3

Ok, hours of SO digging, still I haven found a solution for a - IMO rather obvious - task. I have posts and I want to query up to 5 comments per post (the newest maybe).

So basically something like this:

SELECT p.id, p.title, c.id, c.text
FROM posts p
LEFT JOIN comments c ON p.id = c.postId LIMIT 5

(Pseudo, does not work)

How to LIMIT a JOIN?

Aron Woost
  • 19,268
  • 13
  • 43
  • 51
  • Why would you not just put the `LIMIT` on the overall result set and couple that with an `ORDER BY` clause to achieve your desired result set? – mituw16 Jun 29 '15 at 18:46
  • http://stackoverflow.com/a/24442655/861704 similar. – Jigar Jun 29 '15 at 18:54

3 Answers3

2
SELECT  *
FROM    posts p
LEFT JOIN
        comments c
ON      c.post_id = p.id
        AND c.id >=
        COALESCE(
                (
                SELECT  ci.id
                FROM    comments ci
                WHERE   ci.post_id = p.id
                ORDER BY
                        ci.post_id DESC, ci.id DESC -- You need both fields here for MySQL to pick the right index
                LIMIT   4, 1
                ), 0
                )

Create an index on comments (post_id) or comments (post_id, id) (if comments is MyISAM) for this to work fast.

Quassnoi
  • 413,100
  • 91
  • 616
  • 614
  • 1
    Can you explain a little more whats going on here? – Aron Woost Jun 29 '15 at 19:31
  • 1
    @AronWoost: for each post, you select the fifth largest comment id (or 0 if there are less than 5 comments) and select all comments which have the given post id and comment id equal or greater than the 5-th largest (or 0 if there are less than 5). – Quassnoi Jun 29 '15 at 19:34
  • Would it be safer to order by comment date, instead of id? (Assuming comment date is being recorded, even though it's not shown in the question). – AdamMc331 Jun 29 '15 at 20:06
  • @McAdam331: safer for what? – Quassnoi Jun 29 '15 at 20:09
  • Well, while it's most common, I've seen cases where you can't guarantee the largest id also represents the latest date, so I thought it was better to order by date to ensure you got the latest values. – AdamMc331 Jun 29 '15 at 20:10
  • 1
    @McAdam331: MySQL won't let you do a tuple comparison efficiently, so you'll have to do three subqueries for that.
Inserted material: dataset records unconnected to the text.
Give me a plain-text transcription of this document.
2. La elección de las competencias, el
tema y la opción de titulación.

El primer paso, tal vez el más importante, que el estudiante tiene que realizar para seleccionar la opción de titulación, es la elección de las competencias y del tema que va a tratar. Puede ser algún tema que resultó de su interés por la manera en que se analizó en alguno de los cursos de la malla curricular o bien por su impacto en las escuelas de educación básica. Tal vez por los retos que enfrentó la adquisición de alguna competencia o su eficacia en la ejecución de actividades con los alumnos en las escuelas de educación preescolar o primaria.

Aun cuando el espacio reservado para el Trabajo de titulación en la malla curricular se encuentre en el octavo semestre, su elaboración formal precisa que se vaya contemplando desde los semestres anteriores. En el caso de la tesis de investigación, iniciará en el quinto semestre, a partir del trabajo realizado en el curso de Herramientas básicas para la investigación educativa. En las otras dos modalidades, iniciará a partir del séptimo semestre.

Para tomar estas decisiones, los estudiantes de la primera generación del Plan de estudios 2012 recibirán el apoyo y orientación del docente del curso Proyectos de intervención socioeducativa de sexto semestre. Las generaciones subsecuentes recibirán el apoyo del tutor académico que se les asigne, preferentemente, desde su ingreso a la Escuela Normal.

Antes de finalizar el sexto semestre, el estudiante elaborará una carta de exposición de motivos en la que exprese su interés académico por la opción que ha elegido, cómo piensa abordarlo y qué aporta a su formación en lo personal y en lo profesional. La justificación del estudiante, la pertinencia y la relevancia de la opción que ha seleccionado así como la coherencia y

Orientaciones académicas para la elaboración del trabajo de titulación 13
But that's doable if it's a problem. – Quassnoi Jun 29 '15 at 20:12
  • @Quassnoi Don't go complicating your answer, I was just curious about your take on it, always happy to have discussion. :) – AdamMc331 Jun 29 '15 at 20:13
  • @McAdam331: you'll need this condition: `c.date > date5 OR (c.date = date5 AND c.id >= id5)`, with a subquery instead of each instance of `date5` and `id5`. – Quassnoi Jun 29 '15 at 20:17
2

This looks like a [greatest-n-per-group] problem. The link is to the other tagged question on this site. I would start by getting all posts/comments as you have, and then you can limit it to the most recent 5 for each post like this:

SELECT p1.*, c1.*
FROM posts p1
LEFT JOIN comments c1 ON c1.post_id = p1.id
WHERE(
   SELECT COUNT(*)
   FROM posts p2
   LEFT JOIN comments c2 ON c2.post_id = p2.id
   WHERE c2.post_id = c1.post_id AND c2.commentDate >= c1.commentDate
) <= 5;

Here is another reference on the topic.

Community
  • 1
  • 1
AdamMc331
  • 16,492
  • 10
  • 71
  • 133
  • You probably mean `WHERE c2.post_id = c1.post_id AND c2.id >= c1.id` in line 8. Also c1 and p1 instead of c and p in line 3. – piotrm Jun 29 '15 at 19:17
  • I did not mean to connect them based on post, but based on the comments themselves. You are right, though, about missing the 1s on line three. – AdamMc331 Jun 29 '15 at 19:19
  • While you can compare dates instead of ids for comments you still have to correlate that subquery by post_id, because if you do it by comment_id the count will always return 1, which is always <= 5, resulting in whole that where subquery being redundant. And you will just see all rows. – piotrm Jun 29 '15 at 23:24
  • I see it now, and I've fixed that. Had the OP posted some sample data, I would have tested this before posting. – AdamMc331 Jun 29 '15 at 23:40
0

You can do it using variables:

SELECT pid, title, cid, text
FROM (
  SELECT p.id AS pid, p.title, c.id AS cid, c.text,
         @row_number:= IF(@pid = p.id,
                          IF (@pid:=p.id, @row_number+1, @row_number+1),
                          IF (@pid:=p.id, 1, 1)) AS rn
  FROM posts p
  CROSS JOIN (SELECT @row_number := 0, @pid := 0) AS vars
  LEFT JOIN comments c ON p.id = c.postId 
  ORDER BY p.id ) t  <-- add comments ordering field here
WHERE t.rn <= 5

Demo here

Giorgos Betsos
  • 71,379
  • 9
  • 63
  • 98